The chairman of the Joint Chiefs of Staff said Sunday that Congress shouldn't wait to repeal the military's controversial "don't ask, don't tell" policy which forces gay, lesbian and trans-gender members to hide their personal lives or face
November 22, 2010

The chairman of the Joint Chiefs of Staff said Sunday that Congress shouldn't wait to repeal the military's controversial "don't ask, don't tell" policy which forces gay, lesbian and trans-gender members to hide their personal lives or face expulsion from the service.

"The other piece that is out there that is very real is the courts are very active on this, and my concern is that at some point in time the courts could change this law and in that not give us the right amount of time to implement it," Admiral Mike Mullen told ABC's Christiane Amanpour. "I think it's much better done if it's going to get done, it's much better done through legislature than it is out of the courts."

Mullen refused to comment on the leaked results of a Pentagon survey that reportedly says most troops support repealing the policy.

"We'll have this report done here and to Secretary Gates in the next couple of weeks by December 1st, and I won't make any comments on where I think we need to go until that report is done," he said.

But Mullen made it clear that he supports repeal. "From my personal perspective, absolutely."

"I think it belies us as an institution.

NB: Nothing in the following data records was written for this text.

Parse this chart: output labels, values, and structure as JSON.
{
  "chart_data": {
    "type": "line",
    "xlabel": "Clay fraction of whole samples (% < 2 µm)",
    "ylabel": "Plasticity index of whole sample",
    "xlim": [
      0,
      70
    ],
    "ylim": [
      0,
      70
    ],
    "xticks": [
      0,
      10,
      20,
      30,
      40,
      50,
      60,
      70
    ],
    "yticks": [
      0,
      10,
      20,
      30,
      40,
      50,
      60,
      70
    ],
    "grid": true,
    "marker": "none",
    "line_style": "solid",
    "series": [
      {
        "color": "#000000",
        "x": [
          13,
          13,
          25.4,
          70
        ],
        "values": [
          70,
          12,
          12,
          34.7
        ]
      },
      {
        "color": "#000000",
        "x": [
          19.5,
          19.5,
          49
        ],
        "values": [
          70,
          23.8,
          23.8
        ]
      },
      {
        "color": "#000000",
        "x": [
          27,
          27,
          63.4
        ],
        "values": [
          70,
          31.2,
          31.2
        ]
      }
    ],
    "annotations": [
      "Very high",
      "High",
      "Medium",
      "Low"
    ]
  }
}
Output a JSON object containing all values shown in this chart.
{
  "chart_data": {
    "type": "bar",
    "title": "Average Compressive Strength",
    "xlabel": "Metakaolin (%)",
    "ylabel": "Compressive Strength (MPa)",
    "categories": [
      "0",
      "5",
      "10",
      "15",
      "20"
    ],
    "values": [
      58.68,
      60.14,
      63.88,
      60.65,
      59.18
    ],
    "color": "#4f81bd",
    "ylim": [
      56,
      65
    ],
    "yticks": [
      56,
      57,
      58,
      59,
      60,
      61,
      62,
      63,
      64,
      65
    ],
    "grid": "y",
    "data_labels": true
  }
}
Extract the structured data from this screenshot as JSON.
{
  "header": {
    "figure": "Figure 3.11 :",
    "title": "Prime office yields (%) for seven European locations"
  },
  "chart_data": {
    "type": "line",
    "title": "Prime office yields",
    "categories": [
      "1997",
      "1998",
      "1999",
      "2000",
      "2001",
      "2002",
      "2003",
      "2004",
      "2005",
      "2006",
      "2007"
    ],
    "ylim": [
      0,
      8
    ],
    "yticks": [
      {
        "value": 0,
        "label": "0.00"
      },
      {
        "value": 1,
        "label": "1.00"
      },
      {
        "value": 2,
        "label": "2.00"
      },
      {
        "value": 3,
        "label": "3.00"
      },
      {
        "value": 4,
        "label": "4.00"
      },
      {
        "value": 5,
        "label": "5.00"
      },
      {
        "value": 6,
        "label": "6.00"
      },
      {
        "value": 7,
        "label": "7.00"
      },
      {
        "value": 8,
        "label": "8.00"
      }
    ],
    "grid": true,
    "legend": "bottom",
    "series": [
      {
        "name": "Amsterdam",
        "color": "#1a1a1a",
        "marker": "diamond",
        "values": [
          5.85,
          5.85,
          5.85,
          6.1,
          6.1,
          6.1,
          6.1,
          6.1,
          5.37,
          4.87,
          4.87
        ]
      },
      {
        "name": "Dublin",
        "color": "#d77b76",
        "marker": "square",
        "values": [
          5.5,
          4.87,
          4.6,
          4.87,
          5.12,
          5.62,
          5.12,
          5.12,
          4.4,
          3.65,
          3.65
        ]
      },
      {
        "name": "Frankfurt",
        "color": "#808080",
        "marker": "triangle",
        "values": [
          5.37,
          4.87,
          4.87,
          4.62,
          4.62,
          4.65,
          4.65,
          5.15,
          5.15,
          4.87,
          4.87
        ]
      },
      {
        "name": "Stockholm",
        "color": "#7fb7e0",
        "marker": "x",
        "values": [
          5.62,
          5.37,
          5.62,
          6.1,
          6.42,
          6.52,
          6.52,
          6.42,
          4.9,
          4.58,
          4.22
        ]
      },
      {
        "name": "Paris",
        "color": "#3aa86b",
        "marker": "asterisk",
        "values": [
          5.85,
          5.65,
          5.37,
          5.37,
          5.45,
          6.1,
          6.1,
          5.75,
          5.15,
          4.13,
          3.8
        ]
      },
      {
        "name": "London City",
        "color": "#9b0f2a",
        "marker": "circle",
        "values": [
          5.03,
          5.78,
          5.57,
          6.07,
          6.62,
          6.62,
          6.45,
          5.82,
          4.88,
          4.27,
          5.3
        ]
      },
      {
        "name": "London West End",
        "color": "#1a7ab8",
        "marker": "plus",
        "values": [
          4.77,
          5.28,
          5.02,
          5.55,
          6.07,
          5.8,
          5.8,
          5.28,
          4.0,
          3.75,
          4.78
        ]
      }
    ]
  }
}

We value integrity as an institution," Mullen continued.

"Asking individuals to come in and lie about who they are every day goes counter to who we are as an institution."

Mullen expressed concern about the head of the US Marine Corps, who said it was the wrong time to overturn the ban on gays serving openly.

"There's risk involved; I'm trying to determine how to measure that risk," Gen. James Amos said at the beginning of November. "This is not a social thing. This is combat effectiveness. That's what the country pays its Marines to do."

"What concerned me about his most recent comments, it came at a time where we actually had the draft report in hand, and we had all agreed that we would speak to this privately until we completed the report and made our recommendations up the chain," Mulled said.

But the Join Chiefs chairman is confident that Amos will comply should the "don't ask, don't tell" policy be repealed.

"He basically said that if this law changes, we are going to implement it, and we are going to implement it better than anybody else," Mullen told CNN's Candy Crowley Sunday.